Department of Molecular Biology and Genetics, Necmettin Erbakan University, Meram, Konya, 42090, Turkey.
Department of Biotechnology, Necmettin Erbakan University, Meram, Konya, 42090, Turkey.
Funct Integr Genomics. 2022 Oct;22(5):879-889. doi: 10.1007/s10142-022-00866-4. Epub 2022 May 20.

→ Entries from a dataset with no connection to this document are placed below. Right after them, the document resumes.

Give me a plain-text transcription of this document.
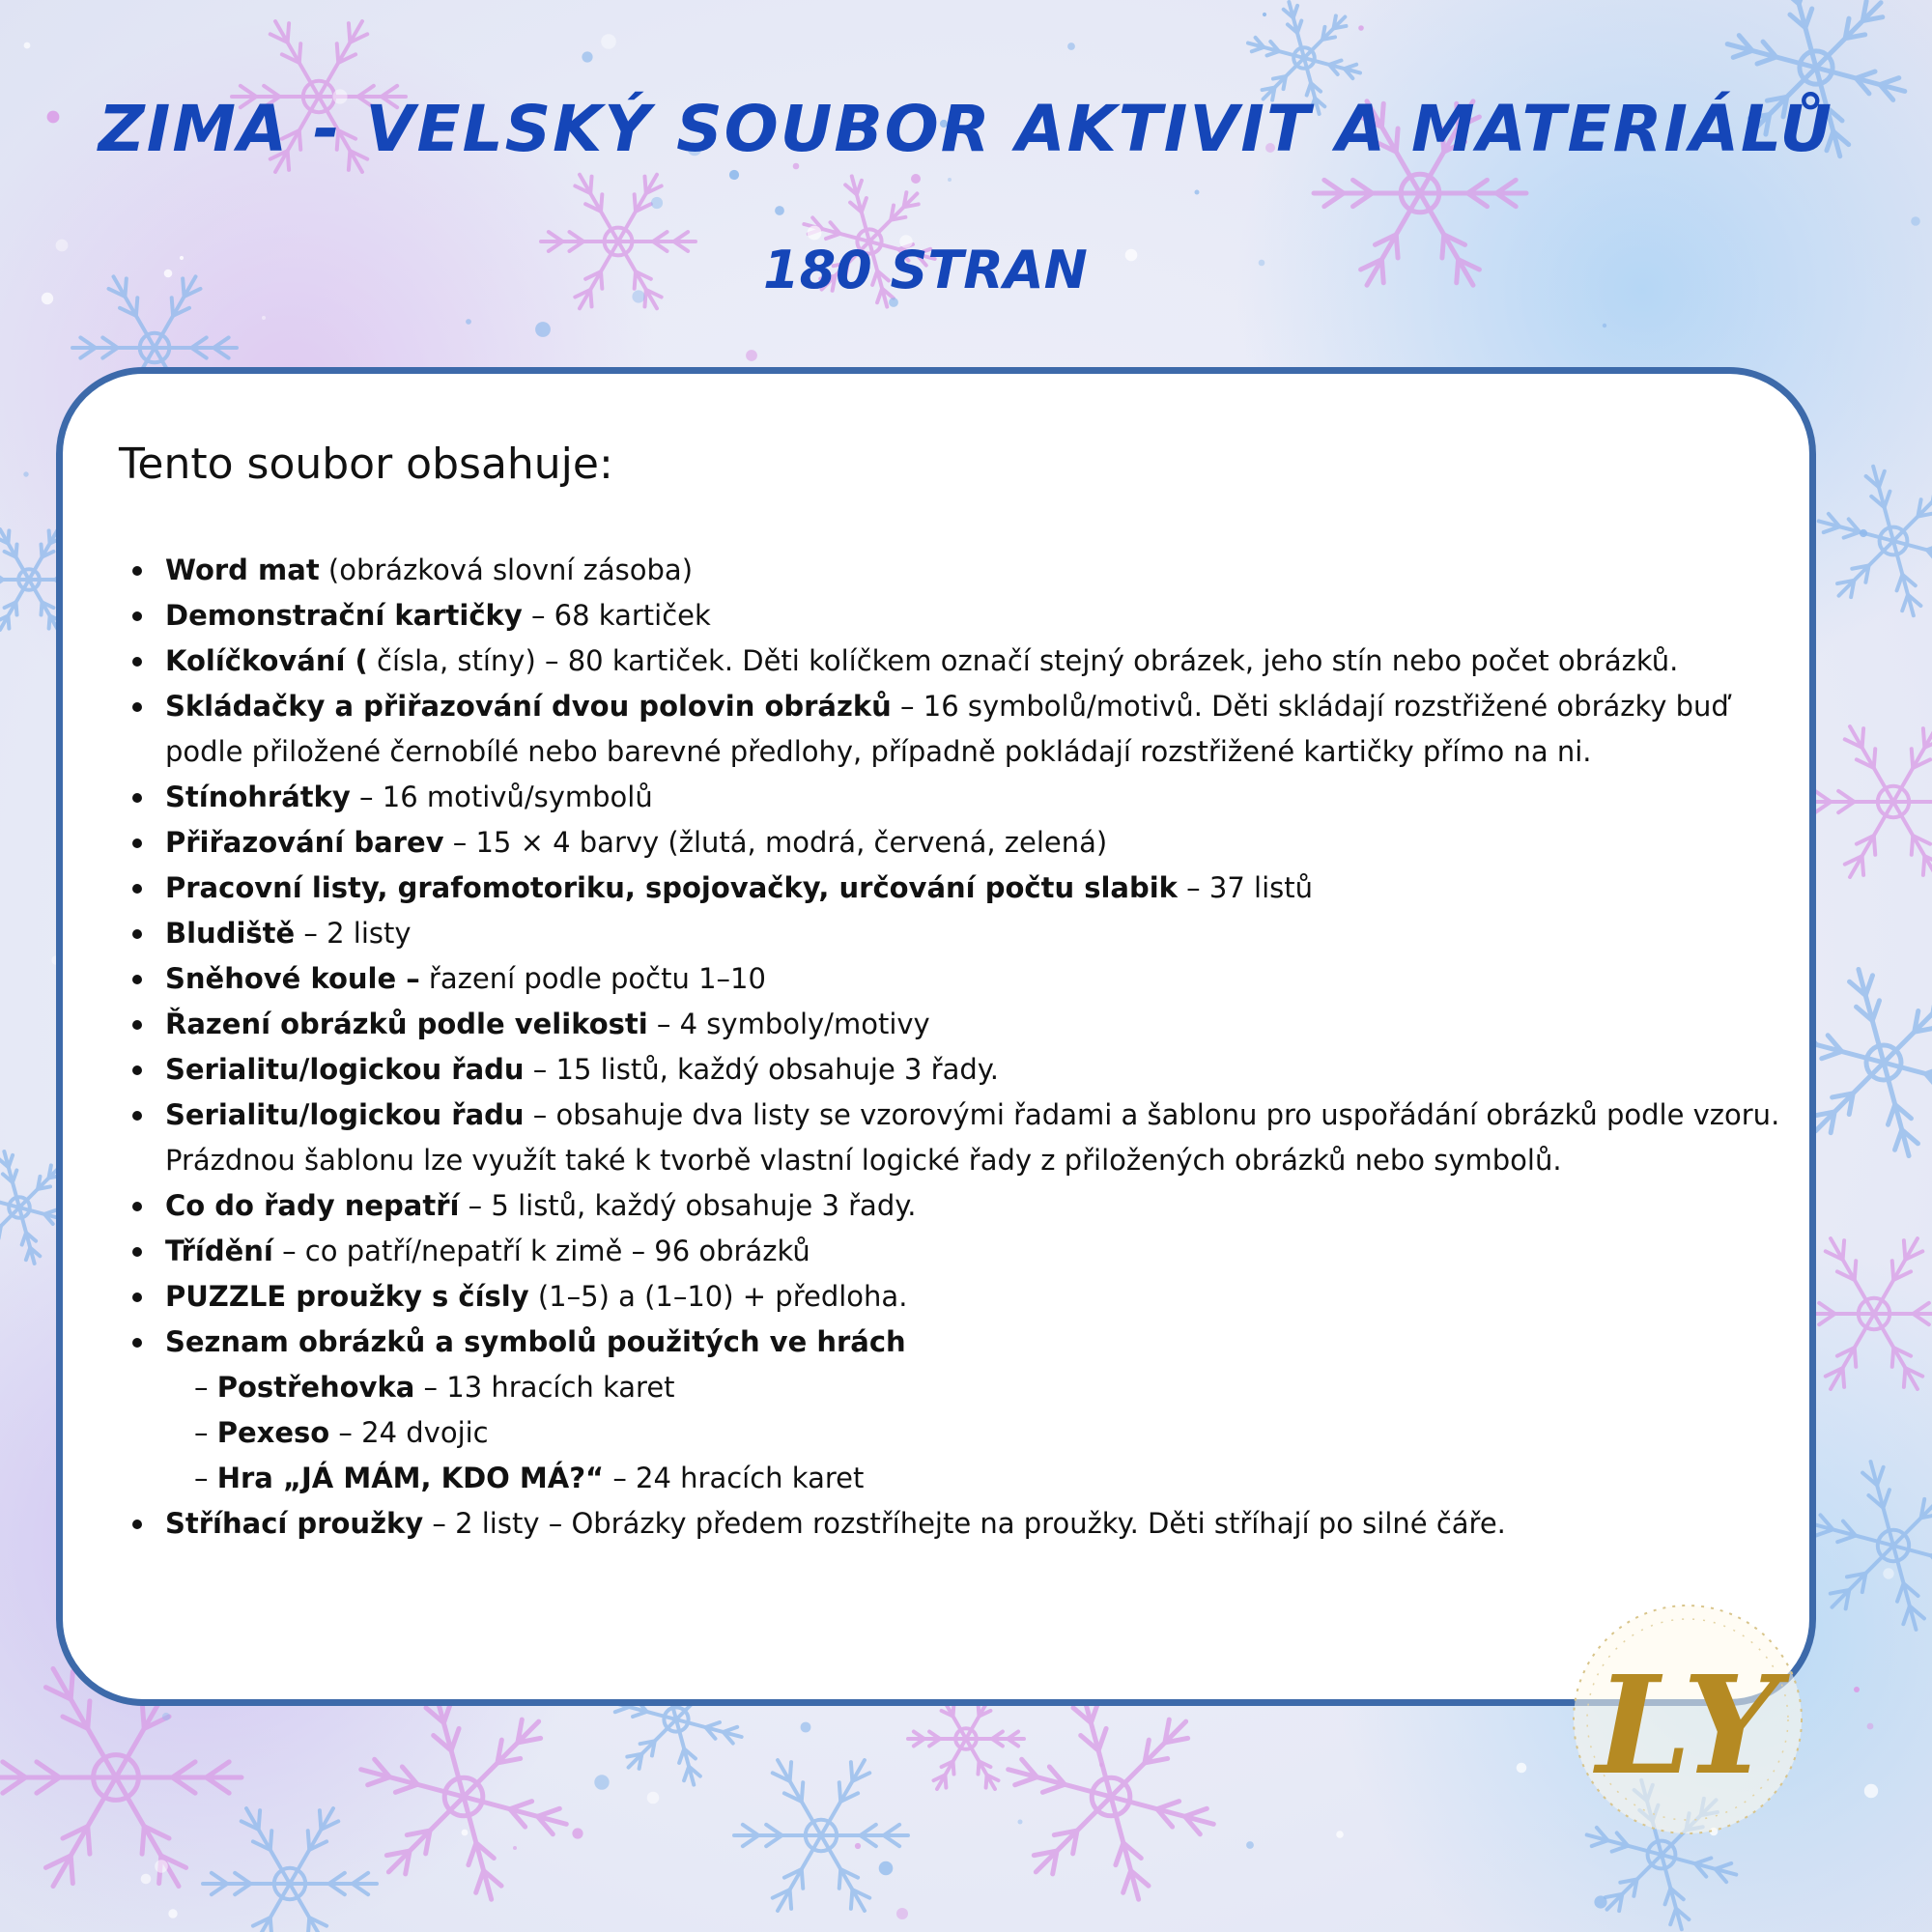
ZIMA - VELSKÝ SOUBOR AKTIVIT A MATERIÁLŮ
180 STRAN
Tento soubor obsahuje:
Word mat (obrázková slovní zásoba)
Demonstrační kartičky – 68 kartiček
Kolíčkování ( čísla, stíny) – 80 kartiček. Děti kolíčkem označí stejný obrázek, jeho stín nebo počet obrázků.
Skládačky a přiřazování dvou polovin obrázků – 16 symbolů/motivů. Děti skládají rozstřižené obrázky buď podle přiložené černobílé nebo barevné předlohy, případně pokládají rozstřižené kartičky přímo na ni.
Stínohrátky – 16 motivů/symbolů
Přiřazování barev – 15 × 4 barvy (žlutá, modrá, červená, zelená)
Pracovní listy, grafomotoriku, spojovačky, určování počtu slabik – 37 listů
Bludiště – 2 listy
Sněhové koule – řazení podle počtu 1–10
Řazení obrázků podle velikosti – 4 symboly/motivy
Serialitu/logickou řadu – 15 listů, každý obsahuje 3 řady.
Serialitu/logickou řadu – obsahuje dva listy se vzorovými řadami a šablonu pro uspořádání obrázků podle vzoru. Prázdnou šablonu lze využít také k tvorbě vlastní logické řady z přiložených obrázků nebo symbolů.
Co do řady nepatří – 5 listů, každý obsahuje 3 řady.
Třídění – co patří/nepatří k zimě – 96 obrázků
PUZZLE proužky s čísly (1–5) a (1–10) + předloha.
Seznam obrázků a symbolů použitých ve hrách
– Postřehovka – 13 hracích karet
– Pexeso – 24 dvojic
– Hra „JÁ MÁM, KDO MÁ?“ – 24 hracích karet
Stříhací proužky – 2 listy – Obrázky předem rozstříhejte na proužky. Děti stříhají po silné čáře.
LY
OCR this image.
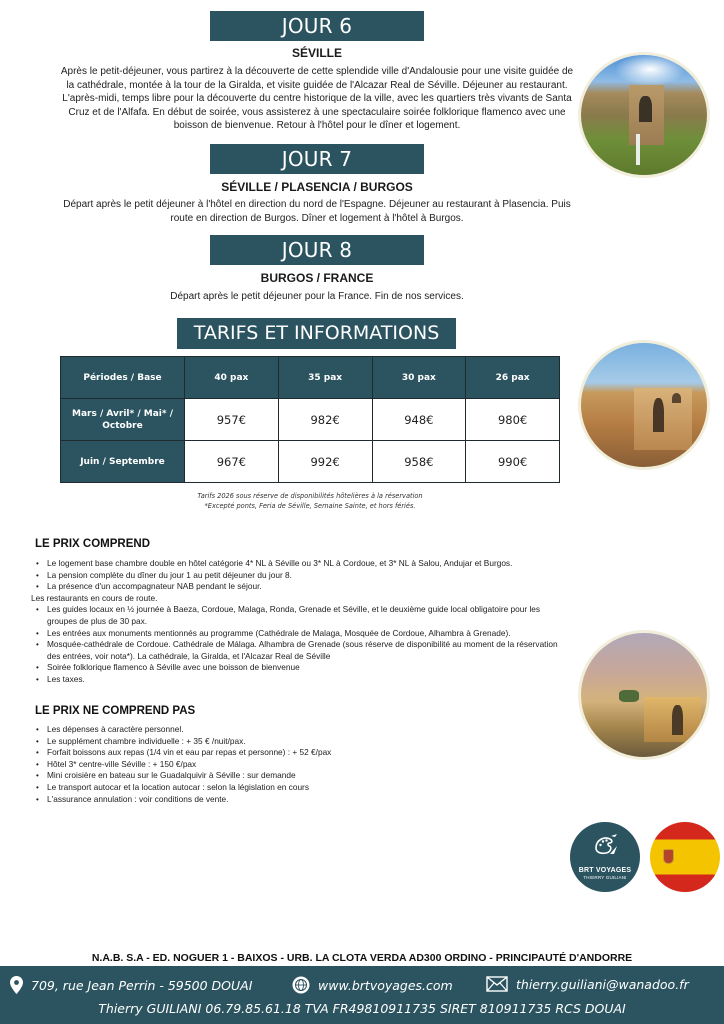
JOUR 6
SÉVILLE
Après le petit-déjeuner, vous partirez à la découverte de cette splendide ville d'Andalousie pour une visite guidée de
la cathédrale, montée à la tour de la Giralda, et visite guidée de l'Alcazar Real de Séville. Déjeuner au restaurant.
L'après-midi, temps libre pour la découverte du centre historique de la ville, avec les quartiers très vivants de Santa
Cruz et de l'Alfafa. En début de soirée, vous assisterez à une spectaculaire soirée folklorique flamenco avec une
boisson de bienvenue. Retour à l'hôtel pour le dîner et logement.
JOUR 7
SÉVILLE / PLASENCIA / BURGOS
Départ après le petit déjeuner à l'hôtel en direction du nord de l'Espagne. Déjeuner au restaurant à Plasencia. Puis
route en direction de Burgos. Dîner et logement à l'hôtel à Burgos.
JOUR 8
BURGOS / FRANCE
Départ après le petit déjeuner pour la France. Fin de nos services.
TARIFS ET INFORMATIONS
Périodes / Base	40 pax	35 pax	30 pax	26 pax

Mars / Avril* / Mai* /
Octobre	957€	982€	948€	980€

Juin / Septembre	967€	992€	958€	990€
Tarifs 2026 sous réserve de disponibilités hôtelières à la réservation
*Excepté ponts, Feria de Séville, Semaine Sainte, et hors fériés.
LE PRIX COMPREND
• Le logement base chambre double en hôtel catégorie 4* NL à Séville ou 3* NL à Cordoue, et 3* NL à Salou, Andujar et Burgos.
• La pension complète du dîner du jour 1 au petit déjeuner du jour 8.
• La présence d'un accompagnateur NAB pendant le séjour.
Les restaurants en cours de route.
• Les guides locaux en ½ journée à Baeza, Cordoue, Malaga, Ronda, Grenade et Séville, et le deuxième guide local obligatoire pour les groupes de plus de 30 pax.
• Les entrées aux monuments mentionnés au programme (Cathédrale de Malaga, Mosquée de Cordoue, Alhambra à Grenade).
• Mosquée-cathédrale de Cordoue. Cathédrale de Málaga. Alhambra de Grenade (sous réserve de disponibilité au moment de la réservation des entrées, voir nota*). La cathédrale, la Giralda, et l'Alcazar Real de Séville
• Soirée folklorique flamenco à Séville avec une boisson de bienvenue
• Les taxes.
LE PRIX NE COMPREND PAS
• Les dépenses à caractère personnel.
• Le supplément chambre individuelle : + 35 € /nuit/pax.
• Forfait boissons aux repas (1/4 vin et eau par repas et personne) : + 52 €/pax
• Hôtel 3* centre-ville Séville : + 150 €/pax
• Mini croisière en bateau sur le Guadalquivir à Séville : sur demande
• Le transport autocar et la location autocar : selon la législation en cours
• L'assurance annulation : voir conditions de vente.
BRT VOYAGES
THIERRY GUILIANI
N.A.B. S.A - ED. NOGUER 1 - BAIXOS - URB. LA CLOTA VERDA AD300 ORDINO - PRINCIPAUTÉ D'ANDORRE
709, rue Jean Perrin - 59500 DOUAI	www.brtvoyages.com	thierry.guiliani@wanadoo.fr
Thierry GUILIANI 06.79.85.61.18 TVA FR49810911735 SIRET 810911735 RCS DOUAI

Garden cress (Lepidium sativum L.) is a Brassicaceae crop recognized as a healthy vegetable and a medicinal plant. Lepidium is one of the largest genera in Brassicaceae, yet, the genus has not been a focus of extensive genomic research. In the present work, garden cress genome was sequenced using the long read high-fidelity sequencing technology. A de novo, draft genome assembly that spans 336.5 Mb was produced, corresponding to 88.6% of the estimated genome size and representing 90% of the evolutionarily expected orthologous gene content. Protein coding gene content was structurally predicted and functionally annotated, resulting in the identification of 25,668 putative genes. A total of 599 candidate disease resistance genes were identified by predicting resistance gene domains in gene structures, and 37 genes were detected as orthologs of heavy metal associated protein coding genes. In addition, 4289 genes were assigned as "transcription factor coding." Six different machine learning algorithms were trained and tested for their performance in classifying miRNA coding genomic sequences. Logistic regression proved the best performing trained algorithm, thus utilized for pre-miRNA coding loci identification in the assembly. Repetitive DNA analysis involved the characterization of transposable element and microsatellite contents. L. sativum chloroplast genome was also assembled and functionally annotated. Data produced in the present work is expected to constitute a foundation for genomic research in garden cress and contribute to genomics-assisted crop improvement and genome evolution studies in the Brassicaceae family.
荠菜(Lepidium sativum L.)是十字花科的一种作物,被认为是一种健康的蔬菜和药用植物。荠属是十字花科中最大的属之一,但该属尚未成为广泛基因组研究的重点。在本工作中,使用长读高通量测序技术对荠菜基因组进行了测序。生成了一个跨越 336.5 Mb 的从头、草图基因组组装,对应于估计基因组大小的 88.6%,代表了进化上预期的同源基因含量的 90%。对蛋白质编码基因进行了结构预测和功能注释,鉴定出 25668 个假定基因。通过预测基因结构中的抗病基因结构域,共鉴定出 599 个候选抗病基因,检测到 37 个基因是与重金属相关蛋白编码基因的同源基因。此外,4289 个基因被归类为“转录因子编码”。使用六种不同的机器学习算法对其在分类 miRNA 编码基因组序列中的性能进行了训练和测试。逻辑回归被证明是表现最好的训练算法,因此用于组装中前体 miRNA 编码基因座的识别。重复 DNA 分析涉及转座元件和微卫星含量的特征描述。荠属叶绿体基因组也被组装并进行了功能注释。本工作产生的数据有望为荠菜的基因组研究奠定基础,并有助于十字花科作物的基因组辅助改良和基因组进化研究。